Approved POC stated 7/4/2014.

2.5. On 5/16/2013 at 9:20 am, observation revealed on the Basement Floor in the Therapy Pool Room (0009C) of PT/OT Suite, that the travel distance through two intervening rooms exceeded the maximum of 50 feet in a non-sleeping suite. The travel distance is 115 feet.
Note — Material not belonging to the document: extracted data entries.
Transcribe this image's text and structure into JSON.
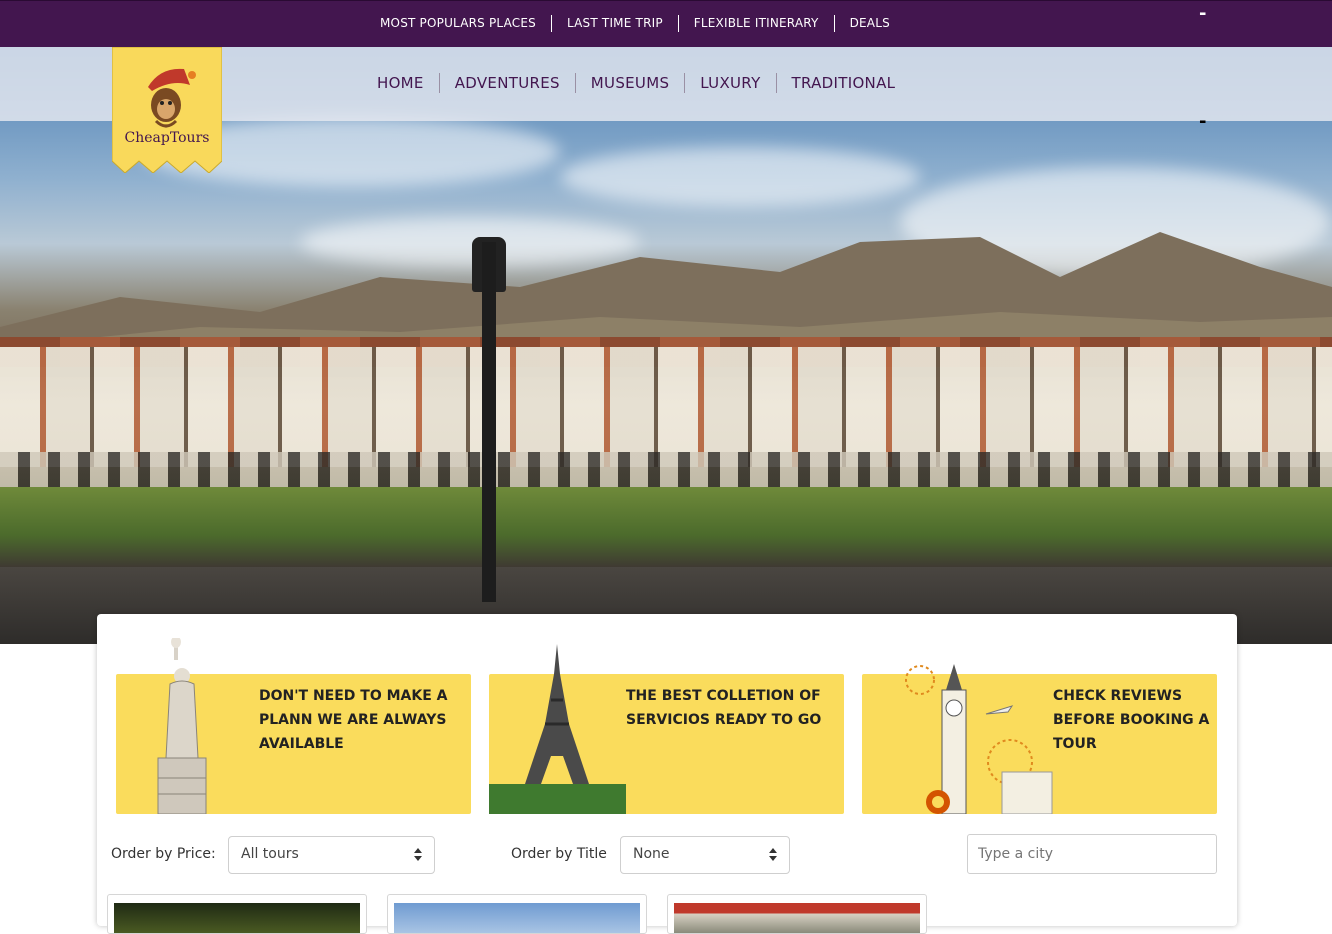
{
  "topbar": {
    "links": [
      {
        "label": "MOST POPULARS PLACES"
      },
      {
        "label": "LAST TIME TRIP"
      },
      {
        "label": "FLEXIBLE ITINERARY"
      },
      {
        "label": "DEALS"
      }
    ],
    "toggle_label": "-"
  },
  "navbar": {
    "links": [
      {
        "label": "HOME"
      },
      {
        "label": "ADVENTURES"
      },
      {
        "label": "MUSEUMS"
      },
      {
        "label": "LUXURY"
      },
      {
        "label": "TRADITIONAL"
      }
    ],
    "toggle_label": "-"
  },
  "logo": {
    "text": "CheapTours",
    "icon": "monkey-mascot-icon"
  },
  "features": [
    {
      "text": "DON'T NEED TO MAKE A PLANN WE ARE ALWAYS AVAILABLE",
      "icon": "statue-of-liberty-icon"
    },
    {
      "text": "THE BEST COLLETION OF SERVICIOS READY TO GO",
      "icon": "eiffel-tower-icon"
    },
    {
      "text": "CHECK REVIEWS BEFORE BOOKING A TOUR",
      "icon": "big-ben-icon"
    }
  ],
  "filters": {
    "price_label": "Order by Price:",
    "price_value": "All tours",
    "title_label": "Order by Title",
    "title_value": "None",
    "city_placeholder": "Type a city"
  },
  "colors": {
    "brand_purple": "#43164f",
    "feature_yellow": "#fadc5c"
  }
}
This observed situation was not compliant with NFPA 101 (2000 ed.), 19.2.5.8.
Approved POC stated 7/4/2014.

These conditions were confirmed at the time of discovery by a concurrent observation and interview with staff M3 (HVAC Tradesman), staff M7 (EUA), staff M9 (Mechanic), and staff M13 (Risk Analyst).
______________________________________

No Description Available

Tag No.: K0130

ITEM #1
Based on observation and interview, the facility did not enclose hazardous rooms with doors that had positive-latching hardware, closers on all doors, and rated doors per NFPA 101 (2000 ed.) section 40.3.2. This deficient practice could affect all patients, staff, and visitors in 2 of the 92 smoke compartments.

FINDINGS INCLUDE:
Item K130-1-3: On 05/13/13 at 2:12 pm, observation revealed that Door FS014N fire-rated at 45 minutes, did not support the 2 hour fire-rated wall the door assembly was located within. This observed situation is not compliant with NFPA 101 (2000 ed.), 40.3.2 and 8.4.1.
Approved POC stated 10/4/2013.

These conditions were confirmed at the time of discovery by a concurrent observation and interview with staff M10 (EUA) and staff M11 (Architectural Designer).